Tiago_VillanuevaSenior doctors, junior doctors, pregnant doctors, doctors on holiday, and doctors from all around the country protested against the Portuguese government’s healthcare policies last week. The march took part on the 11 July in front of the Ministry of Health in central Lisbon. Over 90% of Portugal’s doctors took part in the two days of industrial action which ground the country’s health system to minimum services. The total number of doctors at the protest amounted to between 2000 and 4000 depending on the source. The protest enabled unions to meet with the Ministry of Health the day after the strike, and more meetings are due in July. The unions want to reach an agreement with the Ministry of Health before the 31 August on a number of issues for example, the 40 hour salary grid, collective hiring, and emergency department work issues. It is still too early to say exactly what is going to happen after the summer, but the Minister of Health said that the plan is to gauge the medical workforce shortages as soon as possible, to open up permanent positions for public tendering, and thus progressively cut down on commissioned locum work hours, even though they will continue to be necessary in the coming years.

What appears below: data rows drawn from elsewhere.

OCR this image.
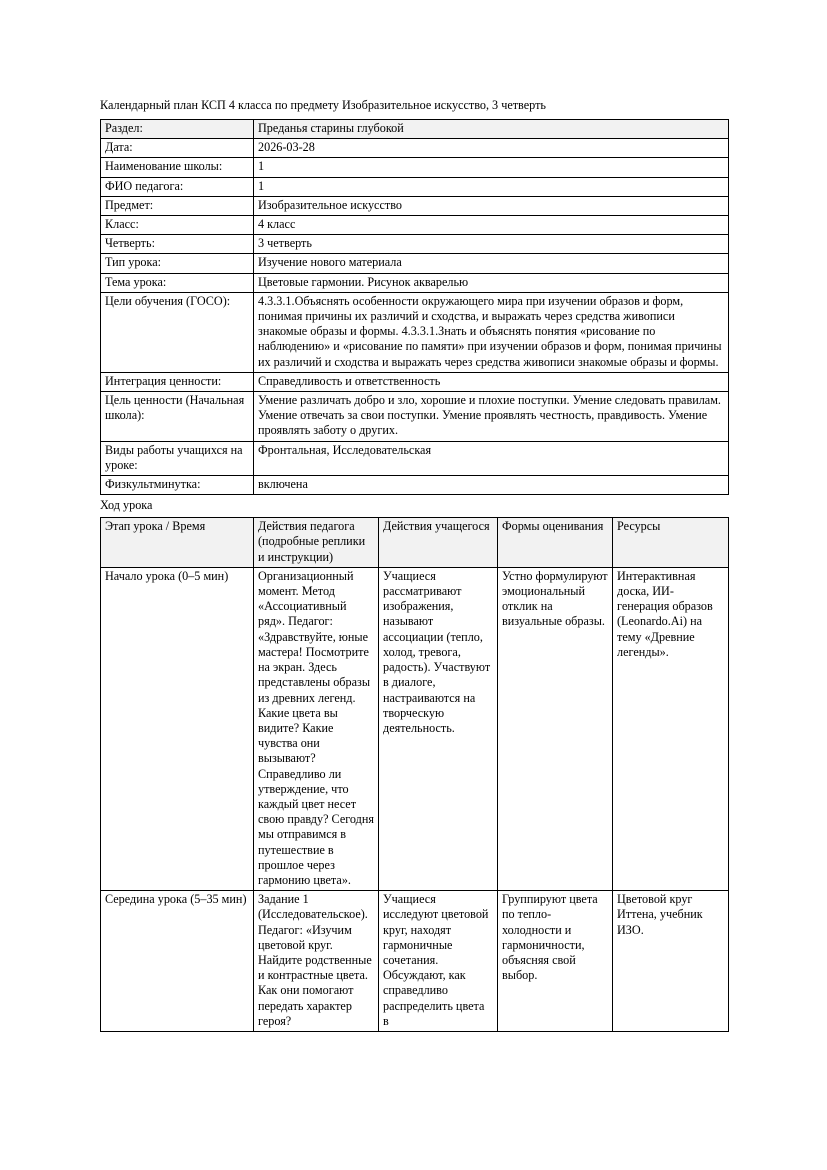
Календарный план КСП 4 класса по предмету Изобразительное искусство, 3 четверть

Раздел:	Преданья старины глубокой
Дата:	2026-03-28
Наименование школы:	1
ФИО педагога:	1
Предмет:	Изобразительное искусство
Класс:	4 класс
Четверть:	3 четверть
Тип урока:	Изучение нового материала
Тема урока:	Цветовые гармонии. Рисунок акварелью
Цели обучения (ГОСО):	4.3.3.1.Объяснять особенности окружающего мира при изучении образов и форм, понимая причины их различий и сходства, и выражать через средства живописи знакомые образы и формы. 4.3.3.1.Знать и объяснять понятия «рисование по наблюдению» и «рисование по памяти» при изучении образов и форм, понимая причины их различий и сходства и выражать через средства живописи знакомые образы и формы.
Интеграция ценности:	Справедливость и ответственность
Цель ценности (Начальная школа):	Умение различать добро и зло, хорошие и плохие поступки. Умение следовать правилам. Умение отвечать за свои поступки. Умение проявлять честность, правдивость. Умение проявлять заботу о других.
Виды работы учащихся на уроке:	Фронтальная, Исследовательская
Физкультминутка:	включена

Ход урока

Этап урока / Время	Действия педагога (подробные реплики и инструкции)	Действия учащегося	Формы оценивания	Ресурсы
Начало урока (0–5 мин)	Организационный момент. Метод «Ассоциативный ряд». Педагог: «Здравствуйте, юные мастера! Посмотрите на экран. Здесь представлены образы из древних легенд. Какие цвета вы видите? Какие чувства они вызывают? Справедливо ли утверждение, что каждый цвет несет свою правду? Сегодня мы отправимся в путешествие в прошлое через гармонию цвета».	Учащиеся рассматривают изображения, называют ассоциации (тепло, холод, тревога, радость). Участвуют в диалоге, настраиваются на творческую деятельность.	Устно формулируют эмоциональный отклик на визуальные образы.	Интерактивная доска, ИИ-генерация образов (Leonardo.Ai) на тему «Древние легенды».
Середина урока (5–35 мин)	Задание 1 (Исследовательское). Педагог: «Изучим цветовой круг. Найдите родственные и контрастные цвета. Как они помогают передать характер героя?	Учащиеся исследуют цветовой круг, находят гармоничные сочетания. Обсуждают, как справедливо распределить цвета в	Группируют цвета по тепло-холодности и гармоничности, объясняя свой выбор.	Цветовой круг Иттена, учебник ИЗО.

The Portuguese doctors’ industrial action crossed borders and reached the ears of the main European medical organisations, who have sent letters to the prime minister and minister of health showing their concern towards current health policies, that circulated widely in social networks and listservers. Claude Wetzel, President of the European Federation of Salaried Doctors (FEMS), wrote that, “FEMS is concerned about the 2.5 million hours of medical services your government has given to external companies for the lowest price. These contracts carry a high risk to patients’ safety and some aspects are against European rules, especially the European Working Time Directive 2003/88”. João de Deus, President of the European Association of Senior Hospital Physicians added that, “throughout Europe we all know that poorly paid, non-specialized doctors are doing specialized tasks, cheap manpower in health services and quantity instead of quality indicators only leads to an increasing risk for patient’s safety.” Other organisations such as the European Junior Doctors Permanent Working Group or the Bulgarian Medical Association also expressed their support.

One of the critics of the doctor’s strike was renowned Harvard University Professor Michael Porter, who was in Lisbon to participate in a symposium on “health systems in times of crisis.” Porter knows Portugal well as he authored a report 20 years ago about the Portuguese economy, which was commissioned by the government at the time. In an interview to the Portuguese weekly broadsheet Expresso, he said that “it is the same old discussion. Each interest group in the system trying to protect the way things used to be, rather than looking at the future, thinking how to create a better system, in which everyone can prosper.” But nevertheless he also does not spare government policies and said that austerity measures “do not improve the value.” He called for “restructuring and reorganising the way that healthcare is delivered.”

A lot of developments are in store after the summer, but I wonder if the prime minister will not take advantage of the “rentrée” to carry out some cabinet “remodelling” in the health ministry.

Tiago Villanueva is a locum GP based in Portugal, and a former BMJ Clegg Scholar and student editor, Student BMJ. He can be followed on Twitter at @TiagoMGF

  • Fmvale

    As Claude Wetzel said, the 2.5 million hours of medical services contracts that Portuguese government has given to external companies for the lowest price carry a high risk to patients’ safety.
     
    What are the competences and criteria of those external companies? Have these companies doctors able to chose their pairs? Or is the money the only selection factor?
     
    This type of contract represents the demolition of the NHS, does not guarantee the selection of the best doctors, and even jeopardises the future medical education
    The awareness of this strike against the NHS explains also the high level of patient’s cooperation and understanding.